Wobei es, wie schon ettliche Male geschrieben, auch auf die Rasse ankommt. Sicherlich gibt es Rassen, wo inzwischen alles komplett im Argen liegt, in Bezug auf Wesen und psychische Belastbarkeit....
: Wie viele hast du denn schon gekauft oder übernommen? Du hast doch
: nur 2 Hündinnen? Und wenn ich mich recht erinnere, züchtest du DSH
: und die werden doch mindestens 12 Jahre alt.
Ich habe momentan drei Hündinnen, und zwar deswegen, weil ich vom letzten Wurf eine Hündin nicht guten Gewissens verkaufen konnte, wegen einem unklaren Gesundheitszustandes.
Wieviele Hunde ich bisher schon gekauft/übernommen habe werde ich Dir aus dem Stehgreif nicht aufzählen, einfach deswegen, weil ich garantiert auf die Schnelle den einen oder anderen vergesse, und dann würde es ja eh nicht stimmen. Der älteste Hund war 8 Jahre alt und wurde 16 (bei mir), zweie waren ca. 2 1/2 bei der Übernahme (darunter einer mit 5 Vorbesitzern, den kein Tierheim damals aufnehmen wollte), und die sind auch beide bis zu ihrem Tod bei mir geblieben. Es waren einige darunter, im Schnitt 1 bis 2 Jahre alt, die bei mir zur Ausbildung waren, ich habe aber auch schon Junghunde im Alter von 5 bis 7 Monaten gekauft, ein eher ungünstiges Alter (bei meiner Rasse), mitten in der Pubertät, und deren Verlustängste waren zumindest so gering, daß sie anschließend die Übernahmetest der diensthundehaltenden Behörden ohne vorhergehende psychatrische Betreuung bestens überstanden haben.
: : Letzendlich spielt natürlich auch die Mentalität und Wesensstärke
: : der Hunde eine Rolle.
:
: Genau, und die Wesensstärke ist mit 11 Monaten noch nicht ausgeprägt.
: Aber da denke ich, kommt es auch auf die Rasse an.
Eben, kommt wohl auf die Rasse an. Zumindest scheint bei "meiner" Rasse die Wesensstärke mit 11 Monaten so weit ausgeprägt zu sein, daß sie die nicht unerheblichen Ankaufstests der Polizei etc. in dem Alter überstehen, wenn genetisch und prägungsmäßig bei ihnen alles stimmt.

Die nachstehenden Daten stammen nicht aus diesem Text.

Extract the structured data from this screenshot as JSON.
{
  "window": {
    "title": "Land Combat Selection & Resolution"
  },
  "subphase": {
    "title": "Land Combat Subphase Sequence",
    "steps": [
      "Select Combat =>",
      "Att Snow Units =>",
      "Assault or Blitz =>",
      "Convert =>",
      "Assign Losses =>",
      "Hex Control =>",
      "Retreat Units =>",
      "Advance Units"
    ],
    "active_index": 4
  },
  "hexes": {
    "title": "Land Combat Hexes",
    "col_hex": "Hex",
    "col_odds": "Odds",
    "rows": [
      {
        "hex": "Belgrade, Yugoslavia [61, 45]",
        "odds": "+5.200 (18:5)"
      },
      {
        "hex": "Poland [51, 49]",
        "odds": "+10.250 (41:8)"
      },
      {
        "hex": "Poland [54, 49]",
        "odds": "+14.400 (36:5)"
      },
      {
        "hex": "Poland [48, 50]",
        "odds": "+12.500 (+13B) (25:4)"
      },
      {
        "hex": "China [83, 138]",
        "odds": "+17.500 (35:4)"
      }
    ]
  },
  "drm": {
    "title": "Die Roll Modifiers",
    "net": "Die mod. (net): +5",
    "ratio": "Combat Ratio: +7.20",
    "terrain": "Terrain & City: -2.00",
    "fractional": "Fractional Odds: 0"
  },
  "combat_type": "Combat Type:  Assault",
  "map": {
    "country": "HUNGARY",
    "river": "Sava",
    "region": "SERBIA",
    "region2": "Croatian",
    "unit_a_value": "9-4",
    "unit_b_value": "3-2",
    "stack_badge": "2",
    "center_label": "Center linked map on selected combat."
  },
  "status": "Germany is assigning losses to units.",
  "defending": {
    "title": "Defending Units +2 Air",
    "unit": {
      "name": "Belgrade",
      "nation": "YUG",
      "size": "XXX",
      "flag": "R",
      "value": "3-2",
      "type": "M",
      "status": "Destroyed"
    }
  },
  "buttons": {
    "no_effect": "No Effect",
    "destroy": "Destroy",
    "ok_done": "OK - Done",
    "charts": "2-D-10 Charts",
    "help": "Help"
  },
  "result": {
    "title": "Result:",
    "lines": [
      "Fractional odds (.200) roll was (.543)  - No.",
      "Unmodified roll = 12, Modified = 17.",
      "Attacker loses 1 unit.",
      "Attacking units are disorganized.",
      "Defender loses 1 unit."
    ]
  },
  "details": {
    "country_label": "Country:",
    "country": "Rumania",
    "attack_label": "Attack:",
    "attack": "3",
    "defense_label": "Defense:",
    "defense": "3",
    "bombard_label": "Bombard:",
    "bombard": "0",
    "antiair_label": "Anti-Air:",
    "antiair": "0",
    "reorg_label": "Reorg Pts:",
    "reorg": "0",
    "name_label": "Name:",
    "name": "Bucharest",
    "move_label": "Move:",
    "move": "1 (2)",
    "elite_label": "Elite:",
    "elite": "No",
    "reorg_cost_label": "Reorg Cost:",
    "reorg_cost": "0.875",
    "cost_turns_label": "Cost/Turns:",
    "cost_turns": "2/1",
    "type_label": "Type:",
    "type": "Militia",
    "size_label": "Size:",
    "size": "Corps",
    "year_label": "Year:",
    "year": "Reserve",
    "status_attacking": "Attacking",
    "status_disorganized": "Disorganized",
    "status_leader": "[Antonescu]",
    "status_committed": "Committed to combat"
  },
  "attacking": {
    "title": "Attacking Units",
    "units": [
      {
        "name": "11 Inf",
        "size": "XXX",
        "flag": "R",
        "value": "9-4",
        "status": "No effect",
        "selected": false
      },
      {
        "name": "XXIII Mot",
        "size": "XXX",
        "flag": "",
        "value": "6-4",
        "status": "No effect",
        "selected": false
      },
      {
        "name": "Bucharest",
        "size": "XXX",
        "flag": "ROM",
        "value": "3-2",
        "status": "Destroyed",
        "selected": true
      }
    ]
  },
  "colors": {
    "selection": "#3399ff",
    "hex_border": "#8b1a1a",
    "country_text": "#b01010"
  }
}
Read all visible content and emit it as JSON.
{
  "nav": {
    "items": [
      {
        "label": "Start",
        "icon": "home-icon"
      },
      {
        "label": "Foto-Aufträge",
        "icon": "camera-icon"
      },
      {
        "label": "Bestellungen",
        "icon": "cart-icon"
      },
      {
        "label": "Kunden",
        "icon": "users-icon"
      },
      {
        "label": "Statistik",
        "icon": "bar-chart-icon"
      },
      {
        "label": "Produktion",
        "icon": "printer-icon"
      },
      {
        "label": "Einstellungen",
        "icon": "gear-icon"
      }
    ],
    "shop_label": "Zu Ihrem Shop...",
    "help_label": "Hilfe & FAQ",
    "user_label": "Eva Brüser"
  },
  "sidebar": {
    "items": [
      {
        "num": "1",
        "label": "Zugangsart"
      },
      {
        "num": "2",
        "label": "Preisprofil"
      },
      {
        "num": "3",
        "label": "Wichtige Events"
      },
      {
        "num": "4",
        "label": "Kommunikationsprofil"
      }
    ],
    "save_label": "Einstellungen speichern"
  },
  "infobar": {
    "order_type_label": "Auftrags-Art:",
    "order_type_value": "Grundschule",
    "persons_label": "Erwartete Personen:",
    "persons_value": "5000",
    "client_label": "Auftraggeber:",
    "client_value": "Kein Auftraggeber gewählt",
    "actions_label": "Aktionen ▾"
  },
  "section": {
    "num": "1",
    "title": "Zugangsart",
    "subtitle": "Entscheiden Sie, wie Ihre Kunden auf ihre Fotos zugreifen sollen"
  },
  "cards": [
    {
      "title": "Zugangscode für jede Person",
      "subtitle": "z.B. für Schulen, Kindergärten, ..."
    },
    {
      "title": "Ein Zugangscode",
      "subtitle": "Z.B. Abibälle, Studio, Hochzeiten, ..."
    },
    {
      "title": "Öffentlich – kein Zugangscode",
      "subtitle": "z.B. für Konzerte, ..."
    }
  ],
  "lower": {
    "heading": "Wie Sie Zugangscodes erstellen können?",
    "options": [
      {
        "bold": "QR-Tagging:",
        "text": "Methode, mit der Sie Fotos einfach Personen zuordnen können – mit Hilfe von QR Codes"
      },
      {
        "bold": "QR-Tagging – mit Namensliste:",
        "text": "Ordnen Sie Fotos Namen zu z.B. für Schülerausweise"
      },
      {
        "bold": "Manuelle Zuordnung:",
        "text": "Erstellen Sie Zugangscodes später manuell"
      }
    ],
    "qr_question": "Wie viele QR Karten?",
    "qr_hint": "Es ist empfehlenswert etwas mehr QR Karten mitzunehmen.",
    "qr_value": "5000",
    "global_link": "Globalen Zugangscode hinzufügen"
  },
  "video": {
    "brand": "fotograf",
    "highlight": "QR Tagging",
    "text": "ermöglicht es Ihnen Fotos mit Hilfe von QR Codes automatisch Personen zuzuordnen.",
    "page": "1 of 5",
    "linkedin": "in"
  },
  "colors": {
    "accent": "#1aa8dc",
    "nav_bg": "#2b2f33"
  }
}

: Sicher. Das stimmt. Aber es ging hier um:
: Zuchtuntauglich = nicht züchten = Hund behalten oder
: Zuchtuntauglich = nicht züchten = Hund wegeben = neuen Hund kaufen
Es wird aber häufig der "Goldene Mittelweg" (oder in dem Fall eher "blecherne"...) beschritten, nämlich sich aus Sentimentalität nicht von einem unterdurchschnittlichen Zuchthund zu trennen (und dafür zu sorgen, daß er auf einen optimalen Platz kommt) und ihn später dann doch mal "probeweise" zur Zucht einzusetzen.
: Also, es kommt immer darauf an, was es ist. Ist der Hund 1 cm zu
: groß, wird bei vielversprechenden Hunden ein Auge zugekniffen. Und
: Vitamin B spielt auch eine Rolle.
Nun geht es aber zu sehr ins Detail. Bleiben wir bitte beim "nicht zuchttauglichen Hund", aus der Sicht des betreffenden Züchters gesehen. So mancher Züchter legt einen sehr viel höheren Maßstab an die Qualität seiner Zuchttiere an als es die Zuchtordnung verlangt. Daher bringt es jetzt nix, darauf herumzureiten, warum ein Hund aus Sicht des Züchters nicht zuchttauglich ist. Beim einen Züchter ist es ein Standartfehler, beim anderen ein noch zur Zucht zugelassener Hüftbefund, dem dritten gefällt etwas in den Triebveranlagungen des Hundes nicht usw. Der Grund ist letzendlich egal, hier ging es um die Abgabe...
: Und wenn ich mir das Vererbungsgesetz so anschaue, darf dann mit dem
: ganzen Wurf nicht mehr gezüchtet werden, sollte die Größe auf
: fehlerhaftes Erbgut zurückzuführen sein.
*lach* Aber ich verkneife mir jetzt eine Diskussion über "fehlerhaftes Erbgut". Das würde wirklich zu weit führen...
: Bei Krankheiten, auch wenn es nicht sicher ist, dass diese erblich
: bedingt sind, sollte man die Finger von der Zucht lassen.
: Ebenso bei verhaltensauffälligen Tieren.
Völlig richtig. Hier haben wir es nämlich u.U. wirklich mit "fehlerhaftem Erbgut" zu tun, nicht bei 1 cm Übergröße oder einem Fleck am falschen Ort...
: Das sehe ich nicht so. Einige vielleicht. Und einige Leute machen es
: sich zur Lebensaufgabe, verhaltensgestörten Tieren zu helfen. Hut ab!
Jedem die Lebensaufgabe, die er gerne haben möchte. Der eine resozialisiert gerne verhaltensgestörte Hunde, der andere bildet lieber seinen Hund als Rettungshund aus, der dritte züchtet gerne Hunde, die nicht prädestiniert dafür sind, verhaltensgestörte Problemhunde zu werden usw. Wenn jeder seine Sache gut macht ist in meinen Augen davon nix besser oder schlechter als das andere. Letzendlich befriedigt sowieso jeder nur das eigene Ego, halt auf seine Weise. Sprich "Wenn's ihm keinen Spaß machen würde, dann würde er es auch nicht tun..."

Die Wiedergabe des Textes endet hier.